Più fiducia

L’Istat vede positivo sul fronte della fiducia delle imprese, dei consumi e della produzione manifatturiera.  In dettaglio, a marzo, l’indice destagionalizzato del clima di fiducia delle imprese del settore manifatturiero sale a 92,1 da 91,7 del mese di febbraio. I giudizi sugli ordini peggiorano lievemente e le attese di produzione sono in modesto miglioramento.
L’indice dei beni strumentali sale da 88,7 a 90,8 e quello dei beni di consumo da 93,8 a 94,8, mentre scende a 90,4 da 91,2 l’indice dei beni intermedi. A rivelarlo sono i dati dell’Istat sulla base delle domande trimestrali sull’attività delle imprese esportatrici, migliorano i giudizi e le aspettative sul fatturato. Aumenta la quota di imprese che segnala la presenza di ostacoli all’esportazione, mentre diminuisce il saldo dei giudizi sui prezzi all’export.
L’indice del clima di fiducia delle imprese di costruzione scende a 81,8 da 82,6. I giudizi sugli ordini e/o sui piani di costruzione rimangono invariati, mentre le attese sull’occupazione peggiorano.

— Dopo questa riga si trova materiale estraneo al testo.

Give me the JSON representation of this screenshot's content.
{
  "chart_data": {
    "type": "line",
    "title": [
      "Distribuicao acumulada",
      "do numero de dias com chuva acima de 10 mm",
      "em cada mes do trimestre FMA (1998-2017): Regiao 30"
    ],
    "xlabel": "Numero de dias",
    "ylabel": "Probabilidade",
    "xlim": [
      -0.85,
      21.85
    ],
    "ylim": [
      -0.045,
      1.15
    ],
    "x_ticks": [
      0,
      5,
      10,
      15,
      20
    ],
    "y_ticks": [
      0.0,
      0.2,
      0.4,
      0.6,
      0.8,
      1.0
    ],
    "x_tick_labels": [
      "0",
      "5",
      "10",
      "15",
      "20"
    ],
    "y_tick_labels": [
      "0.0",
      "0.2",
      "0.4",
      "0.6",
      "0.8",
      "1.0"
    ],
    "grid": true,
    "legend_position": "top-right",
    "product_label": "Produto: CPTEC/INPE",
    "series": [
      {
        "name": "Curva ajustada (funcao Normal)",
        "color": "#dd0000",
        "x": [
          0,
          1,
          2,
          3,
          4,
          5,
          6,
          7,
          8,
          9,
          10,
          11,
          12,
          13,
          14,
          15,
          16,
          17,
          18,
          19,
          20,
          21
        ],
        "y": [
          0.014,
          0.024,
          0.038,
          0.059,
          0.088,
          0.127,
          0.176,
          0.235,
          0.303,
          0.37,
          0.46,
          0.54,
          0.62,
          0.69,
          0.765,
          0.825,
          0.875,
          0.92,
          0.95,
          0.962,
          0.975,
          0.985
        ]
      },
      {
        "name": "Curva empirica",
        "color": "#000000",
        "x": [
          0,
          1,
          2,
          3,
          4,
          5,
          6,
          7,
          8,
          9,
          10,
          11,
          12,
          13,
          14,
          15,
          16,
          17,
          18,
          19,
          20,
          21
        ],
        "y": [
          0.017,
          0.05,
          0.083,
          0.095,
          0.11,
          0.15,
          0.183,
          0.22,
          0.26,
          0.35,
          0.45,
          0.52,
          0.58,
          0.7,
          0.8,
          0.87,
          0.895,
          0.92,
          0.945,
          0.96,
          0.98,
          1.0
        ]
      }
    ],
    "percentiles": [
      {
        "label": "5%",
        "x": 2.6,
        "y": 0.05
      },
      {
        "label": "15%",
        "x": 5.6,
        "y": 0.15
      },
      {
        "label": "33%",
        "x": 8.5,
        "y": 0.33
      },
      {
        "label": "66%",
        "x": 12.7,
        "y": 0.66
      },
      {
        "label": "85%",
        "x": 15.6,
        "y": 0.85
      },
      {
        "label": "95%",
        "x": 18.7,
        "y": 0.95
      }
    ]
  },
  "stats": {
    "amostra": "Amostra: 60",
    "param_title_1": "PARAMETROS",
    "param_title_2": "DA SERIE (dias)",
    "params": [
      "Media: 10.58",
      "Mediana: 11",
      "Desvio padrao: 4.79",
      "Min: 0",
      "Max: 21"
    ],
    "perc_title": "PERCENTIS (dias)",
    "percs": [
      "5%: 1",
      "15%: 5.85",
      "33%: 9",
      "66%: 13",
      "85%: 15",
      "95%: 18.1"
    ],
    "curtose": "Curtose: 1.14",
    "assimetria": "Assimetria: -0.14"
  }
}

L’indice della costruzione di edifici scende da 74,4 a 71,7 e quello dell’ingegneria civile da 94 a 86,4, sale da 87,6 a 91,7 l’indice dei lavori di costruzione specializzati. Per quanto riguarda le imprese di servizi e commercio al dettaglio, la fiducia migliora. In particolare, sale da 79,2 a 82,4 nei servizi di mercato e da 81,5 a 83,6 nel commercio al dettaglio. Nei servizi, migliorano giudizi e attese sugli ordini e aumenta lievemente il saldo relativo alle attese sull’economia.
Progrediscono giudizi e attese sull’occupazione e sale il saldo sull’andamento degli affari.
Scendono le attese sulla dinamica dei prezzi di vendita. Nel commercio al dettaglio migliorano i giudizi sulle vendite correnti, ma peggiorano le aspettative su quelle future. L’indice del clima di fiducia sale da 68,7 a 76 nella grande distribuzione e scende da 93 a 92,7 in quella tradizionale.